The latter statistic suggests 94% of respondents know full-well that their investments are sub-optimal. Primary reasons for this varied, headed by budget – always an easy target – on 26%. However management pressure to focus on a particular channel (22%), decisions made by agency (16%), decisions made by respondent and their team (16%) and inaccurate/no attribution (14%) followed closely.

Given the experience and seniority of respondents, potential explanations for this are limited but include:

  • management has access to better information than the digital marketing team, but isn’t sharing (unlikely)
  • management is taking a short-term view and wants immediate results at the expense of long-term optimisation of ROI
  • the digital marketing team does not have sufficient credible information to be able to resist management pressure

Liversidge: “The survey tells us time and again that attribution is something done as a matter of course, but without much conviction, and rightly so: if the insights gleaned from historical analysis cannot help marketers to perform better ‘next time’, then the accuracy of that historical analysis must be in doubt.
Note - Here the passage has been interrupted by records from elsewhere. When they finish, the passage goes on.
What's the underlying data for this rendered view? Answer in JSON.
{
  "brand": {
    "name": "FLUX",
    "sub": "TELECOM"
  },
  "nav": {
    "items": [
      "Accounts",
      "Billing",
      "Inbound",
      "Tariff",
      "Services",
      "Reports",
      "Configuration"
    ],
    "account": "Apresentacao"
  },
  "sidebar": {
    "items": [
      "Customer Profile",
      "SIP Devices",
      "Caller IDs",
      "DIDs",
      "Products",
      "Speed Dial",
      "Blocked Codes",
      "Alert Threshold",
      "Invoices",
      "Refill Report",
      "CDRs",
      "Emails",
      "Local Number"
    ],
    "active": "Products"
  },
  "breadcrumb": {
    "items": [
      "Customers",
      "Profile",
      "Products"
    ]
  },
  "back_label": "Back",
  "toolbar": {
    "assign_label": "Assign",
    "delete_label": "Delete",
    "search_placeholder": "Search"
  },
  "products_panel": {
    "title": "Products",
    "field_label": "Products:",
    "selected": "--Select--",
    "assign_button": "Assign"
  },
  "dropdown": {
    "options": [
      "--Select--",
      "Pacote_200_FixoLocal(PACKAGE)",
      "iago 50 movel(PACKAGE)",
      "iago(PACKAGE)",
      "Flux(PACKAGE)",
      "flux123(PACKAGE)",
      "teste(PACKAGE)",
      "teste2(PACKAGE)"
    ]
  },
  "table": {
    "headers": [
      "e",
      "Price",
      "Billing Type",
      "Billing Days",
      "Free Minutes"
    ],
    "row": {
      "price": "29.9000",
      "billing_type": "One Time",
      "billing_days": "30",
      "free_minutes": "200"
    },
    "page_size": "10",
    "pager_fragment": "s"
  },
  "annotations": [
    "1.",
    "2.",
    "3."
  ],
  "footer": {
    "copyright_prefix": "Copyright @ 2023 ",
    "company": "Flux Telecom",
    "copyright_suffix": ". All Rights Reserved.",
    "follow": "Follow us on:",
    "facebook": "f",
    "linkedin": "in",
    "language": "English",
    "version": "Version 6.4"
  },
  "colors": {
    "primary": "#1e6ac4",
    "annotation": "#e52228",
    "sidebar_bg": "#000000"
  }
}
When we factor in that marketers feel under pressure from management and agencies to invest in specific channels, we might also speculate that pretty much everyone is aware that current digital marketing attribution is little more than an unacknowledged charade,” he added.
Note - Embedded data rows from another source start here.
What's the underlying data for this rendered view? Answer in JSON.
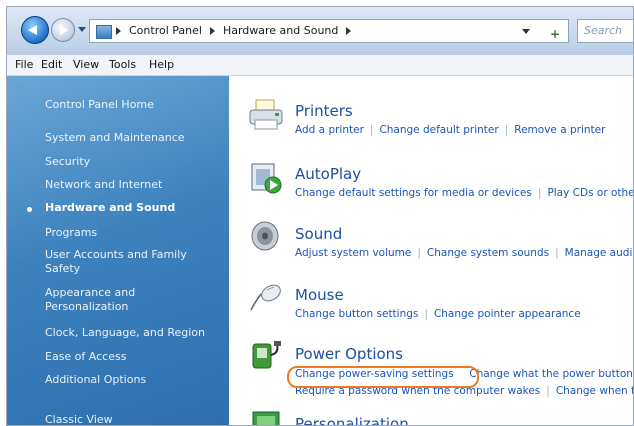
{
  "addressbar": {
    "crumbs": [
      "Control Panel",
      "Hardware and Sound"
    ],
    "search_placeholder": "Search"
  },
  "menubar": {
    "items": [
      "File",
      "Edit",
      "View",
      "Tools",
      "Help"
    ]
  },
  "sidebar": {
    "home": "Control Panel Home",
    "items": [
      "System and Maintenance",
      "Security",
      "Network and Internet",
      "Hardware and Sound",
      "Programs",
      "User Accounts and Family Safety",
      "Appearance and Personalization",
      "Clock, Language, and Region",
      "Ease of Access",
      "Additional Options"
    ],
    "selected": "Hardware and Sound",
    "classic_view": "Classic View"
  },
  "categories": [
    {
      "title": "Printers",
      "icon": "printer-icon",
      "links": [
        "Add a printer",
        "Change default printer",
        "Remove a printer"
      ]
    },
    {
      "title": "AutoPlay",
      "icon": "autoplay-icon",
      "links": [
        "Change default settings for media or devices",
        "Play CDs or other media automatically"
      ]
    },
    {
      "title": "Sound",
      "icon": "speaker-icon",
      "links": [
        "Adjust system volume",
        "Change system sounds",
        "Manage audio devices"
      ]
    },
    {
      "title": "Mouse",
      "icon": "mouse-icon",
      "links": [
        "Change button settings",
        "Change pointer appearance"
      ]
    },
    {
      "title": "Power Options",
      "icon": "power-icon",
      "links": [
        "Change power-saving settings",
        "Change what the power buttons do"
      ],
      "links2": [
        "Require a password when the computer wakes",
        "Change when the computer sleeps"
      ]
    },
    {
      "title": "Personalization",
      "icon": "personalization-icon"
    }
  ],
  "colors": {
    "highlight": "#f07a23",
    "link": "#1a55b8",
    "title": "#1e4fa0",
    "sidebar": "#3e82bd"
  }
}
QueryClick brought a Unified Analytics solution, Corvidae, to market in 2018. Using a completely new approach to attribution, it blends online and offline data, of any type or quality, using a patented machine-learning approach.  It cleanses marketing data and reveals up to 334% more data for attribution than any other available solution.  During its first pilot, Corvidae delivered a 37% media spend reduction and a £976k revenue uplift across £11.8m of multichannel media spend, giving an overall ROI of 40:1 for the client.

Notes about the survey

  1. Our respondents were all digital marketing professionals from retail (UK top 500), travel (UK top 100) or finance (UK top 100) businesses. To ensure respondents worked ‘at the coalface’, respondents were restricted to marketing managers and senior marketing managers (with or without ‘digital’ in their job title) who have a say in the investment decisions across multiple digital marketing channels. “Directors” and “Heads of”, for example, were excluded, as were more junior roles.
  2. Of 200 respondents, 175 were male and 25 female. Of the 200, 175 were aged between 35 and 54, suggesting that, at such premium companies, “manager” remains a title of value, and most likely reflecting significant experience.
  3. The survey was carried out on behalf of QueryClick by independent survey consultants Censuswide, over a two week period in the first half of May 2019. Respondents were sourced by Censuswide according to the parameters above, with responses collected online. Qualifying questions ensured that responses were collected only from respondents meeting the definition above. Both the survey and Censuswide are compliant with the Market Research Society code of conduct.